Dzisiaj w Sapporo nie zabrakło szczęścia Petrowi Prevcowi, który w końcu mógł cieszyć się z pierwszego zwycięstwa w tym sezonie.
- Nareszcie - czekałem na to zwycięstwo prawie całą zimę, ale ostatecznie odkryłem, że w cierpliwości jest siła. Bardzo cieszę się z tego triumfu, to był trudny konkurs. Różnice pomiędzy nami były bardzo małe, tym bardziej jestem usatysfakcjonowany swoim występem - powiedział po zwycięstwie Słoweniec.
Dzisiejszy konkurs był dość nietypowy, jak na zawody na Okurayamie - obyło się bez dłuższych przerw między skokami, a warunki były całkiem sprawiedliwe dla całej stawki.
- To było dość zaskakujące.
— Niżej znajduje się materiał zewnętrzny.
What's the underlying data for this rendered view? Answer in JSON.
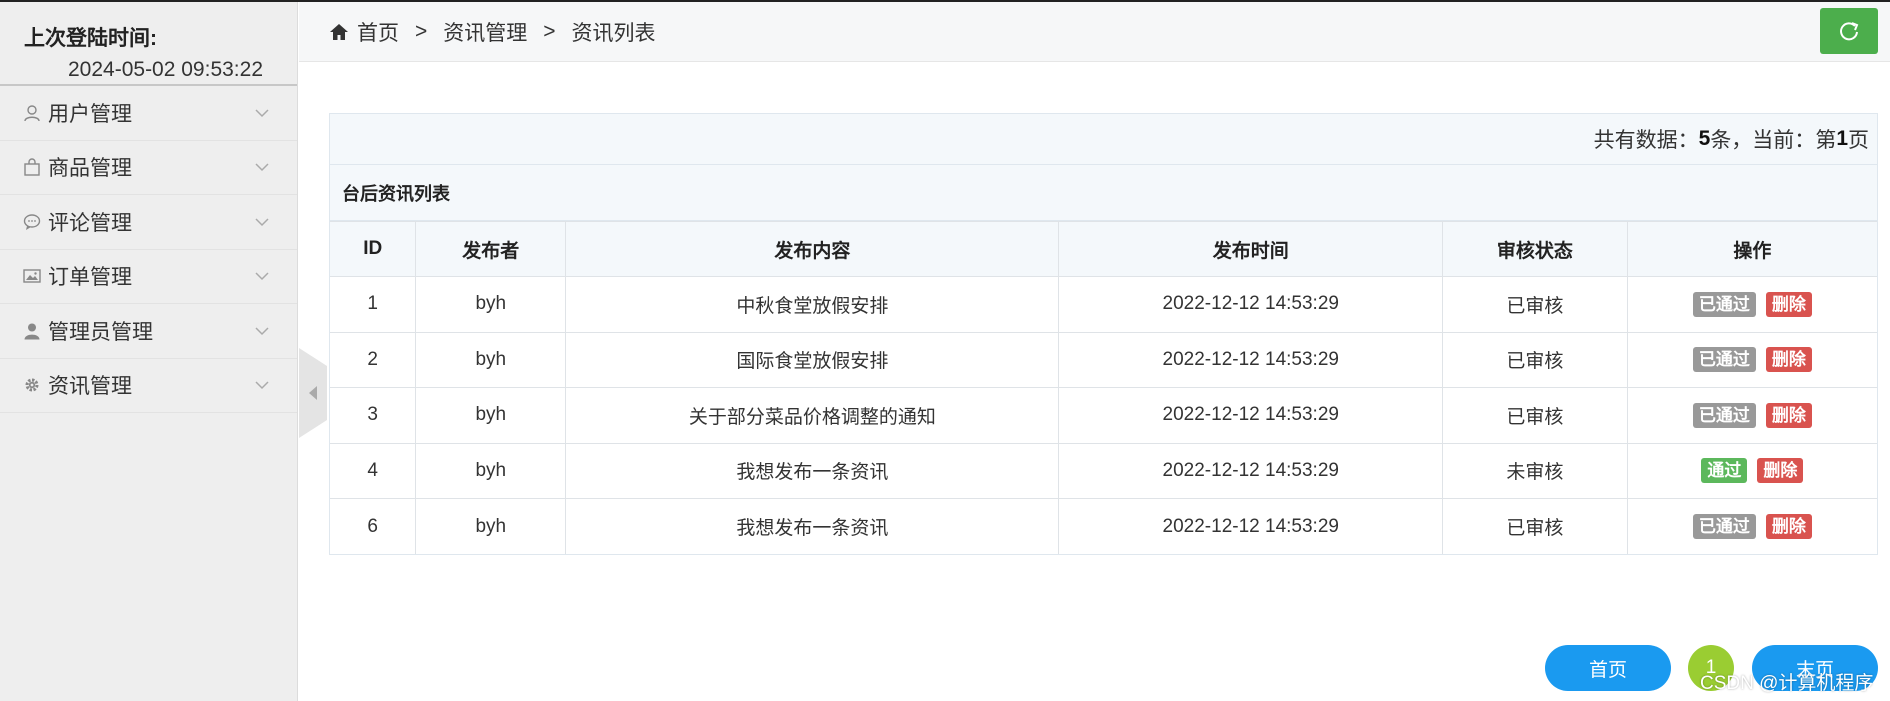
{
  "sidebar": {
    "login_title": "上次登陆时间:",
    "login_time": "2024-05-02 09:53:22",
    "items": [
      {
        "label": "用户管理",
        "icon": "user-outline-icon"
      },
      {
        "label": "商品管理",
        "icon": "bag-icon"
      },
      {
        "label": "评论管理",
        "icon": "comment-icon"
      },
      {
        "label": "订单管理",
        "icon": "image-icon"
      },
      {
        "label": "管理员管理",
        "icon": "user-icon"
      },
      {
        "label": "资讯管理",
        "icon": "gear-icon"
      }
    ]
  },
  "breadcrumb": {
    "home": "首页",
    "sep": ">",
    "level2": "资讯管理",
    "level3": "资讯列表"
  },
  "summary": {
    "prefix": "共有数据：",
    "count": "5",
    "mid": " 条，当前：第",
    "page": "1",
    "suffix": "页"
  },
  "panel_title": "台后资讯列表",
  "table": {
    "headers": [
      "ID",
      "发布者",
      "发布内容",
      "发布时间",
      "审核状态",
      "操作"
    ],
    "rows": [
      {
        "id": "1",
        "publisher": "byh",
        "content": "中秋食堂放假安排",
        "time": "2022-12-12 14:53:29",
        "status": "已审核",
        "action": "已通过",
        "delete": "删除"
      },
      {
        "id": "2",
        "publisher": "byh",
        "content": "国际食堂放假安排",
        "time": "2022-12-12 14:53:29",
        "status": "已审核",
        "action": "已通过",
        "delete": "删除"
      },
      {
        "id": "3",
        "publisher": "byh",
        "content": "关于部分菜品价格调整的通知",
        "time": "2022-12-12 14:53:29",
        "status": "已审核",
        "action": "已通过",
        "delete": "删除"
      },
      {
        "id": "4",
        "publisher": "byh",
        "content": "我想发布一条资讯",
        "time": "2022-12-12 14:53:29",
        "status": "未审核",
        "action": "通过",
        "delete": "删除"
      },
      {
        "id": "6",
        "publisher": "byh",
        "content": "我想发布一条资讯",
        "time": "2022-12-12 14:53:29",
        "status": "已审核",
        "action": "已通过",
        "delete": "删除"
      }
    ]
  },
  "pagination": {
    "first": "首页",
    "current": "1",
    "last": "末页"
  },
  "watermark": "CSDN @计算机程序",
  "colors": {
    "refresh": "#4cae4c",
    "approved_tag": "#999999",
    "delete_tag": "#d9534f",
    "approve_tag": "#5cb85c",
    "page_button": "#1a9af0",
    "page_current": "#9acd32"
  }
}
Szczególnie druga runda przebiegła bardzo sprawnie. Spieszyłem się na swój drugi skok, bo przywykliśmy do tego, że tutaj w Sapporo jest trochę oczekiwania na skoki pomiędzy poszczególnymi zawodnikami. A dzisiaj obyło się bez tego. Przez to, że konkurs przebiegał tak szybko, nie miałem czasu, aby koncentrować się na tym, jakie są warunki. Oceniając zawody na podstawie tego, jak sprawnie przebiegły, mogę powiedzieć, że były sprawiedliwe dla wszystkich - podsumował zawody Prevc.